“‘Mezhepçi yaklaşımdır bölgeyi kan ve ateş çemberi içine
hapseden’ diyorsunuz,ama bunu başlatan Türkiye
değil, Batı’dır” diyordu, dün telefonda
okurum Ergun Arsal.
- Haklısınız, ama Türkiye de olaya yansız yaklaşacağı yerde,
balıklama daldı, dedim.
Ardından da ekledim:
- Kaldı ki, mezhepçi etnik yaklaşımın Batı için içeride karşılığı
yok. Bizde ise var.
Gerçekten de Batı, geçmişte de bugün de mezhep çatışmalarını
kışkırtıcı, destekleyici bir yol izliyor. Ama Batı emperyalist
politikalarının içeriye yansımasını engellemeye de özen
gösteriyor.
Ortadoğu’da mazarrat, ABD’nin Irak’a demokrasi götürmek
vaadiyle, Saddam’ın kitlesel imha silahlarına
sahip olduğu bahanesiyle başlamıştı. Zamanla ikisinin de gerçek
olmadığı, başta yalanı yutanların bile görebileceği açıklıkla
ortaya çıktı.
ABD de AB de, bölgede mezhep ve etnisite kökenli savaştan medet
umdular.

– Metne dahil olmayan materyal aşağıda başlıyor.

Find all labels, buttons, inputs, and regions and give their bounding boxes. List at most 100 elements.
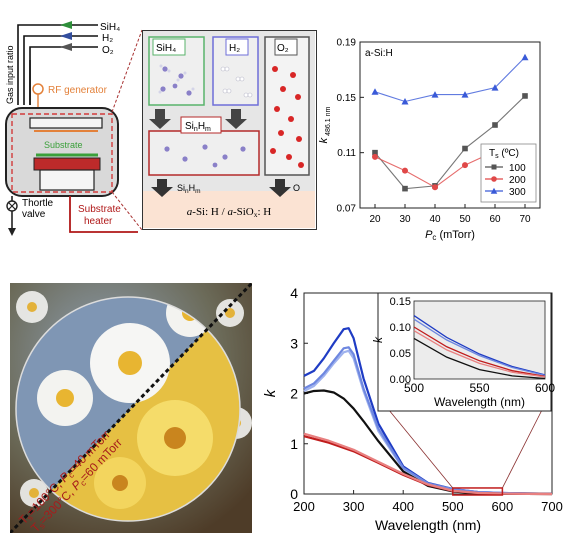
- plasma-region: [11, 113, 113, 193]
- series-5-line: [303, 432, 553, 496]
- diagonal-divider: [10, 283, 252, 533]
- inset-plot-area: [413, 300, 546, 380]
- reactor-schematic: Gas input ratio SiH₄ H₂ O₂ RF generator …: [5, 21, 138, 236]
- o2-box: [264, 36, 310, 176]
- series-300-point: [491, 84, 499, 91]
- sinhm-box: [148, 130, 260, 176]
- k-vs-pressure-chart: 0.07 0.11 0.15 0.19 20 30 40 50 60 70 a-Si:H Pc (mT…: [318, 38, 541, 242]
- arrow-o-label: O: [293, 183, 300, 193]
- inset-y-tick-label: 0.15: [390, 296, 411, 308]
- y-tick-label: 4: [290, 285, 298, 301]
- mechanism-diagram: SiH₄ H₂ O₂ SinHm: [143, 31, 315, 228]
- series-200-point: [432, 184, 438, 191]
- y-tick-label: 2: [290, 386, 298, 402]
- y-tick-label: 0.07: [337, 204, 357, 215]
- inset-y-tick-label: 0.10: [390, 322, 411, 334]
- o2-box-label: O₂: [277, 43, 289, 54]
- legend-title: Ts (ºC): [489, 148, 519, 160]
- daisy-photo-art: Ts=100°C, Pc=40 mTorr Ts=300°C, Pc=60 mT…: [10, 283, 252, 533]
- inset-series-0-line: [413, 315, 546, 376]
- zoom-region-box: [452, 487, 504, 496]
- x-axis-label: Wavelength (nm): [375, 517, 481, 533]
- x-tick-label: 600: [492, 499, 514, 514]
- x-axis-label: Pc (mTorr): [425, 229, 475, 242]
- x-tick-label: 60: [489, 214, 501, 225]
- inset-series-1-line: [413, 318, 546, 376]
- series-100-point: [402, 185, 408, 192]
- series-100-line: [374, 95, 526, 190]
- legend-box: [480, 143, 537, 203]
- sinhm-box-label: SinHm: [185, 121, 211, 133]
- y-axis-label: k: [262, 388, 279, 397]
- zoom-connector: [383, 403, 454, 489]
- daisy-photo: Ts=100°C, Pc=40 mTorr Ts=300°C, Pc=60 mT…: [10, 283, 252, 533]
- inset-x-tick-label: 600: [535, 381, 555, 395]
- zoom-connectors: [111, 29, 143, 231]
- series-300-point: [401, 97, 409, 105]
- series-100-point: [462, 145, 468, 152]
- heater-label: Substrate heater: [78, 204, 124, 227]
- x-tick-label: 500: [442, 499, 464, 514]
- daisy-white-2: [37, 370, 93, 426]
- y-tick-label: 0.15: [337, 93, 357, 104]
- series-200-point: [372, 153, 378, 160]
- daisy-white-1: [90, 323, 170, 403]
- x-tick-label: 40: [429, 214, 441, 225]
- o2-molecules: [270, 66, 304, 168]
- x-tick-label: 200: [293, 499, 315, 514]
- series-300-point: [461, 91, 469, 98]
- heater-line: [69, 196, 138, 233]
- product-band: [143, 191, 315, 228]
- throttle-line-2: valve: [22, 209, 46, 220]
- throttle-label: Thortle valve: [22, 198, 56, 220]
- y-tick-label: 0.11: [337, 148, 356, 159]
- x-tick-label: 700: [541, 499, 563, 514]
- product-label: a-Si: H / a-SiOx: H: [187, 206, 271, 219]
- series-100-point: [492, 122, 498, 128]
- series-200-point: [402, 167, 408, 174]
- arrow-h2-icon: [225, 109, 247, 129]
- x-tick-label: 50: [459, 214, 471, 225]
- x-tick-label: 70: [519, 214, 531, 225]
- gas-h2: H₂: [102, 33, 113, 44]
- inset-series-3-line: [413, 330, 546, 378]
- heater-line-1: Substrate: [78, 204, 121, 215]
- y-tick-label: 0.19: [337, 38, 357, 49]
- top-electrode: [29, 117, 103, 129]
- series-100-point: [522, 93, 528, 99]
- y-tick-label: 3: [290, 335, 298, 351]
- inset-x-axis-label: Wavelength (nm): [434, 395, 525, 409]
- heater-line-2: heater: [84, 216, 113, 227]
- series-200-point: [462, 162, 468, 169]
- inset-y-axis-label: k: [371, 336, 385, 343]
- chart-annotation: a-Si:H: [365, 48, 393, 59]
- series-100-point: [372, 149, 378, 156]
- legend-marker: [490, 187, 498, 194]
- y-tick-label: 1: [290, 436, 298, 452]
- arrow-sih4-icon: [149, 109, 171, 129]
- x-tick-label: 20: [369, 214, 381, 225]
- legend-marker: [491, 176, 497, 182]
- y-axis-label: k 486.1 nm: [318, 107, 332, 144]
- h2-molecules: [220, 66, 253, 98]
- throttle-line-1: Thortle: [22, 198, 54, 209]
- inset-series-2-line: [413, 326, 546, 378]
- inset-x-tick-label: 550: [469, 381, 489, 395]
- arrow-sinhm-label: SinHm: [177, 183, 201, 195]
- gas-input-label: Gas input ratio: [5, 45, 15, 104]
- inset-y-tick-label: 0.05: [390, 348, 411, 360]
- legend-label: 200: [509, 175, 526, 186]
- zoom-connector: [502, 403, 546, 489]
- arrow-o-icon: [269, 179, 291, 197]
- sih4-box-label: SiH₄: [156, 43, 176, 54]
- rf-label: RF generator: [48, 85, 108, 96]
- y-tick-label: 0: [290, 486, 298, 502]
- h2-box-label: H₂: [229, 43, 240, 54]
- x-tick-label: 400: [392, 499, 414, 514]
- stage: [39, 169, 95, 191]
- exhaust-arrow-icon: [8, 228, 16, 236]
- arrow-sinhm-icon: [151, 179, 173, 197]
- inset-series-4-line: [413, 337, 546, 380]
- substrate-label: Substrate: [44, 140, 83, 150]
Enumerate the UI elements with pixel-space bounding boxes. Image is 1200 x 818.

Böylelikle “böl - yönet” kuralı gereğince, bölgede kendi
meşreplerine ve çıkarlarına daha uygun yeni sınırlar
oluşturabileceklerdi.
Bu politikanın kendileri için sosyal ve politik maliyeti sıfırdı.
Nasıl olsa, mezhepsel ve etnik çatışmaların kendi ülkelerinde
yankılanması, karşılık bulması olanağı yoktu.